State supreme court affirms $1.15 million judgment to estate
By MATEUSZ PERKOWSKI
Changes to Oregon's land-use law have not gotten a county government off the hook for a $1.15 million judgment previously won by a prominent property rights advocate.
The Oregon Supreme Court ruled June 17 that Multnomah County must repay the family of deceased landowner Dorothy English for lost property values caused by land-use zoning, even though the state law related to such compensation has been revised.
The ruling stems from English's claim under Measure 37, a law passed by Oregon voters in 2004 that required governments to compensate landowners for imposing regulations that reduced property value -- or to waive those restrictions.
English, a highly visible proponent of the initiative, had long battled with Multnomah County over regulations that prevented the division of her 20 acres into eight smaller plots.
Shortly after Measure 37 became law, English filed a claim demanding the waiver of about 60 regulations enacted by the county after she'd bought the parcel in the early 1950s.
Multnomah County refused to drop all of the regulations, claiming that some restrictions were exempt from Measure 37 because they related to health and safety.
When English filed a legal complaint seeking compensation in 2006, the county agreed to waive some -- but not all -- of the remaining restrictions.
English argued the county had waited too long to waive the rules, entitling her to $1.15 million in compensation for lost property value. A state judge agreed and granted that judgment in 2007.
Multnomah County initially challenged that decision, but then withdrew its appeal after waiving further regulations on English's property. The county claimed those waivers negated its obligation to pay the judgment.

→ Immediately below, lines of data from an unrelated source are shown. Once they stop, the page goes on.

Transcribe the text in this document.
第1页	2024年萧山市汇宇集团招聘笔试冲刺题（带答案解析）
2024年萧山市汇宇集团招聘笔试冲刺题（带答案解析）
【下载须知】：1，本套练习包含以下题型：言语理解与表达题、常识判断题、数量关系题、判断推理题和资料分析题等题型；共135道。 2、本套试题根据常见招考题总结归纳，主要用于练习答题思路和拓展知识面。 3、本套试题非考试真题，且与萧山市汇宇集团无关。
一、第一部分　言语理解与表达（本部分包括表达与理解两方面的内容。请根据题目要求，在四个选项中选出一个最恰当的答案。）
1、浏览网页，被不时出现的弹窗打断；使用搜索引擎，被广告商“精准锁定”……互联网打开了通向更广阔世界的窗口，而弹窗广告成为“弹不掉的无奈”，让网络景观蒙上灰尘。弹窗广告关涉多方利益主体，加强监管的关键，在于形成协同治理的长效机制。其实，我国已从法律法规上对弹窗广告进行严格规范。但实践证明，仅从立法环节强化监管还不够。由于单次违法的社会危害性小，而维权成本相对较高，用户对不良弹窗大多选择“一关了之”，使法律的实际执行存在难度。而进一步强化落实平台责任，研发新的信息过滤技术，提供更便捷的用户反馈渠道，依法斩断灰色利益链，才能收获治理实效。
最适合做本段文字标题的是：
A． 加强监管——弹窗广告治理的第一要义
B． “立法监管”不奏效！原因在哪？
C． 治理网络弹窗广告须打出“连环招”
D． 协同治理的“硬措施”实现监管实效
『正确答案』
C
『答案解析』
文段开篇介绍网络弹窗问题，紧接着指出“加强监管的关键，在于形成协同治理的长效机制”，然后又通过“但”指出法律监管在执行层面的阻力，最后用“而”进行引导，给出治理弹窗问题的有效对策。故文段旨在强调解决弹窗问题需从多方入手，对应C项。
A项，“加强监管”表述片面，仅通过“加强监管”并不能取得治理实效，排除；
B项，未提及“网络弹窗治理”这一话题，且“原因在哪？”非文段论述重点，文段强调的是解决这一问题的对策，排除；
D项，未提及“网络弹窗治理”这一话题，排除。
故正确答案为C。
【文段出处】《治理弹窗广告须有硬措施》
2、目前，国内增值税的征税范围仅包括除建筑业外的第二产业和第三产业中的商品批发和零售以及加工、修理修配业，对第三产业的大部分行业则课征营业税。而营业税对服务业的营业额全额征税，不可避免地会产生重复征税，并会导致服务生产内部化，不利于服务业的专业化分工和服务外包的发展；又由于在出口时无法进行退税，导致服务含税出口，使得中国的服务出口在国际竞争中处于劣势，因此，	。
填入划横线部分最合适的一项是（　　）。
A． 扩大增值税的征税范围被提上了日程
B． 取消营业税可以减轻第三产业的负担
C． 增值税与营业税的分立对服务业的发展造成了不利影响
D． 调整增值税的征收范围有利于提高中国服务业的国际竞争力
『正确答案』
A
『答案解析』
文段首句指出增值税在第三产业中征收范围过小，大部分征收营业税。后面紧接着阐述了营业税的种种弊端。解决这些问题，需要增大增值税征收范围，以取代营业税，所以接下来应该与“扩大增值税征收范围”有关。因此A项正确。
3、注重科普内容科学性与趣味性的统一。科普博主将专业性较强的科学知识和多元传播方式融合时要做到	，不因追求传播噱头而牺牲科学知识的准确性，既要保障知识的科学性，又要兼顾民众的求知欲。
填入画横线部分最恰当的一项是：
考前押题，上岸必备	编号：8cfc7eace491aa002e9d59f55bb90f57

In 2007, voters passed another ballot initiative, Measure 49, which allowed landowners with valid Measure 37 claims to build a limited number of homes on their property as compensation for diminished value.

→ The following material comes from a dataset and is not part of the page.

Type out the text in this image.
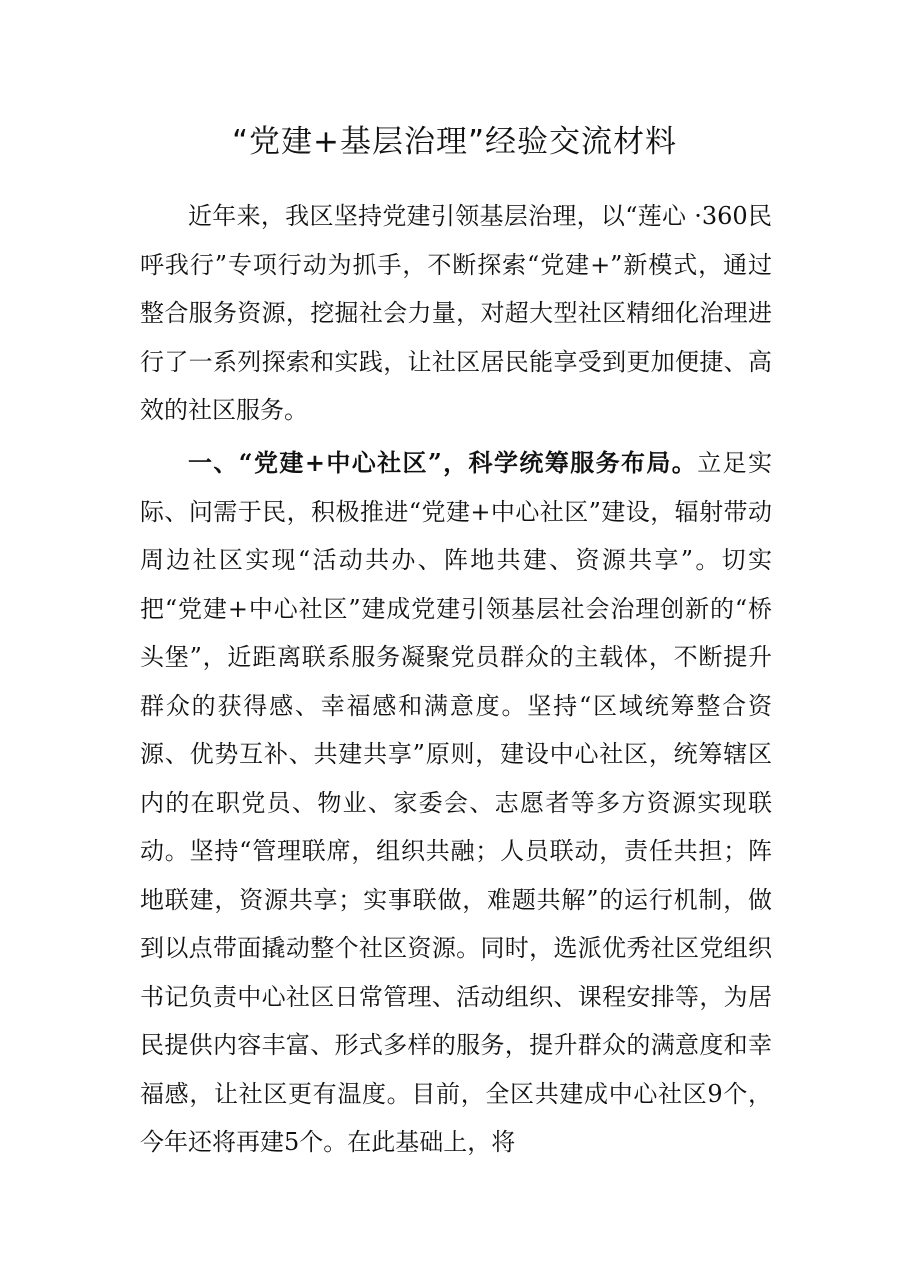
“党建+基层治理”经验交流材料

近年来，我区坚持党建引领基层治理，以“莲心 ·360民呼我行”专项行动为抓手，不断探索“党建+”新模式，通过整合服务资源，挖掘社会力量，对超大型社区精细化治理进行了一系列探索和实践，让社区居民能享受到更加便捷、高效的社区服务。

一、“党建+中心社区”，科学统筹服务布局。立足实际、问需于民，积极推进“党建+中心社区”建设，辐射带动周边社区实现“活动共办、阵地共建、资源共享”。切实把“党建+中心社区”建成党建引领基层社会治理创新的“桥头堡”，近距离联系服务凝聚党员群众的主载体，不断提升群众的获得感、幸福感和满意度。坚持“区域统筹整合资源、优势互补、共建共享”原则，建设中心社区，统筹辖区内的在职党员、物业、家委会、志愿者等多方资源实现联动。坚持“管理联席，组织共融；人员联动，责任共担；阵地联建，资源共享；实事联做，难题共解”的运行机制，做到以点带面撬动整个社区资源。同时，选派优秀社区党组织书记负责中心社区日常管理、活动组织、课程安排等，为居民提供内容丰富、形式多样的服务，提升群众的满意度和幸福感，让社区更有温度。目前，全区共建成中心社区9个，今年还将再建5个。在此基础上，将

Because Measure 49 "extinguished and replaced" the rights afforded by Measure 37, the county claimed the judgment awarded to English was moot.
Multnomah County's arguments were ultimately rejected by a state appellate court in 2009, and the Oregon Supreme Court upheld that ruling on June 17.

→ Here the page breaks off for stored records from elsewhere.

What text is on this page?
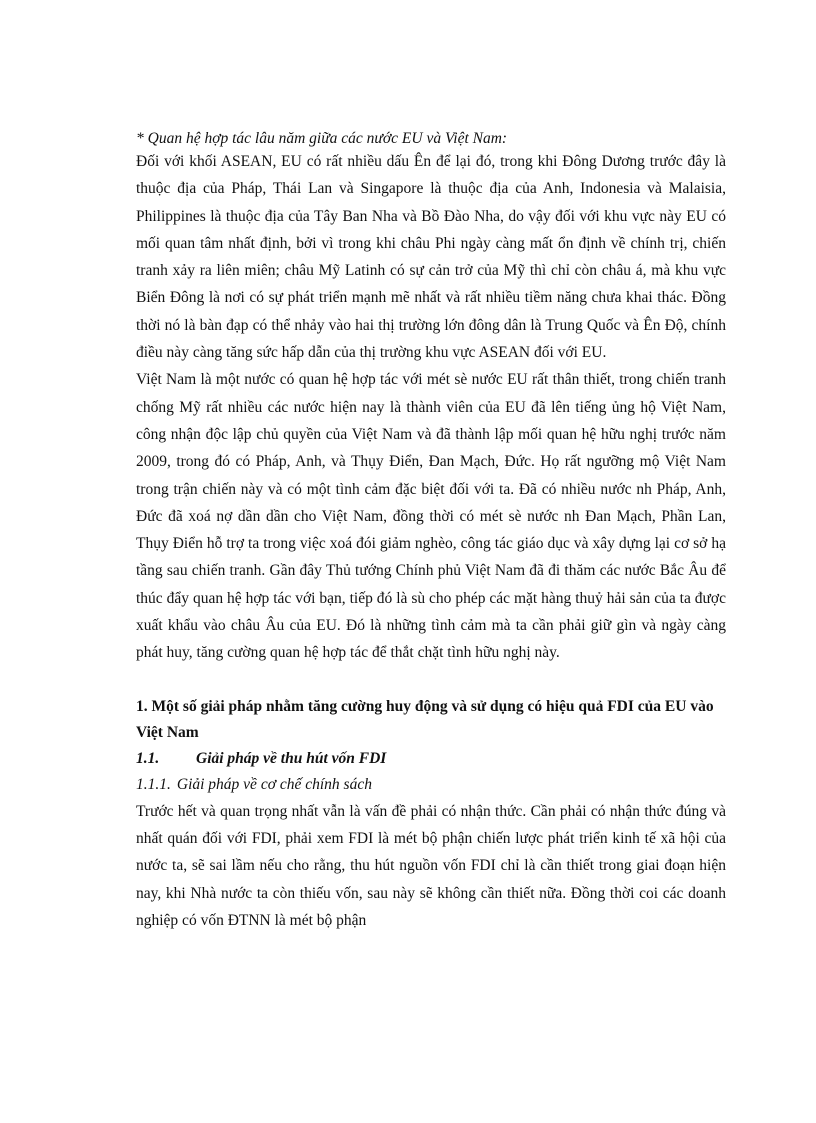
* Quan hệ hợp tác lâu năm giữa các nước EU và Việt Nam:

Đối với khối ASEAN, EU có rất nhiều dấu Ên để lại đó, trong khi Đông Dương trước đây là thuộc địa của Pháp, Thái Lan và Singapore là thuộc địa của Anh, Indonesia và Malaisia, Philippines là thuộc địa của Tây Ban Nha và Bồ Đào Nha, do vậy đối với khu vực này EU có mối quan tâm nhất định, bởi vì trong khi châu Phi ngày càng mất ổn định về chính trị, chiến tranh xảy ra liên miên; châu Mỹ Latinh có sự cản trở của Mỹ thì chỉ còn châu á, mà khu vực Biển Đông là nơi có sự phát triển mạnh mẽ nhất và rất nhiều tiềm năng chưa khai thác. Đồng thời nó là bàn đạp có thể nhảy vào hai thị trường lớn đông dân là Trung Quốc và Ên Độ, chính điều này càng tăng sức hấp dẫn của thị trường khu vực ASEAN đối với EU.

Việt Nam là một nước có quan hệ hợp tác với mét sè nước EU rất thân thiết, trong chiến tranh chống Mỹ rất nhiều các nước hiện nay là thành viên của EU đã lên tiếng ủng hộ Việt Nam, công nhận độc lập chủ quyền của Việt Nam và đã thành lập mối quan hệ hữu nghị trước năm 2009, trong đó có Pháp, Anh, và Thụy Điển, Đan Mạch, Đức. Họ rất ngưỡng mộ Việt Nam trong trận chiến này và có một tình cảm đặc biệt đối với ta. Đã có nhiều nước nh Pháp, Anh, Đức đã xoá nợ dần dần cho Việt Nam, đồng thời có mét sè nước nh Đan Mạch, Phần Lan, Thụy Điển hỗ trợ ta trong việc xoá đói giảm nghèo, công tác giáo dục và xây dựng lại cơ sở hạ tầng sau chiến tranh. Gần đây Thủ tướng Chính phủ Việt Nam đã đi thăm các nước Bắc Âu để thúc đẩy quan hệ hợp tác với bạn, tiếp đó là sù cho phép các mặt hàng thuỷ hải sản của ta được xuất khẩu vào châu Âu của EU. Đó là những tình cảm mà ta cần phải giữ gìn và ngày càng phát huy, tăng cường quan hệ hợp tác để thắt chặt tình hữu nghị này.

1. Một số giải pháp nhằm tăng cường huy động và sử dụng có hiệu quả FDI của EU vào Việt Nam

1.1.	Giải pháp về thu hút vốn FDI

1.1.1. Giải pháp về cơ chế chính sách

Trước hết và quan trọng nhất vẫn là vấn đề phải có nhận thức. Cần phải có nhận thức đúng và nhất quán đối với FDI, phải xem FDI là mét bộ phận chiến lược phát triển kinh tế xã hội của nước ta, sẽ sai lầm nếu cho rằng, thu hút nguồn vốn FDI chỉ là cần thiết trong giai đoạn hiện nay, khi Nhà nước ta còn thiếu vốn, sau này sẽ không cần thiết nữa. Đồng thời coi các doanh nghiệp có vốn ĐTNN là mét bộ phận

The state's highest court ruled that the judgment was final and thus couldn't be affected by the subsequent changes in the country's position or by revisions to state law.
In a statement, Multnomah County said it "acted upon its fiscal duty to citizens and taxpayers" in pursuing the litigation.
English, who died in 2008 at age 95, would probably have been happy with the ruling but exasperated with how long it had taken to obtain, said Donald Joe Willis, an attorney who represented her in the case.
The 20-acre parcel that prompted the litigation remains undeveloped, since the rights afforded by Measure 37 and Measure 49 were eliminated by the $1.15 million judgment, he said.
"Whatever they do on the land, they have to do under what the existing (zoning) rules are," Willis said.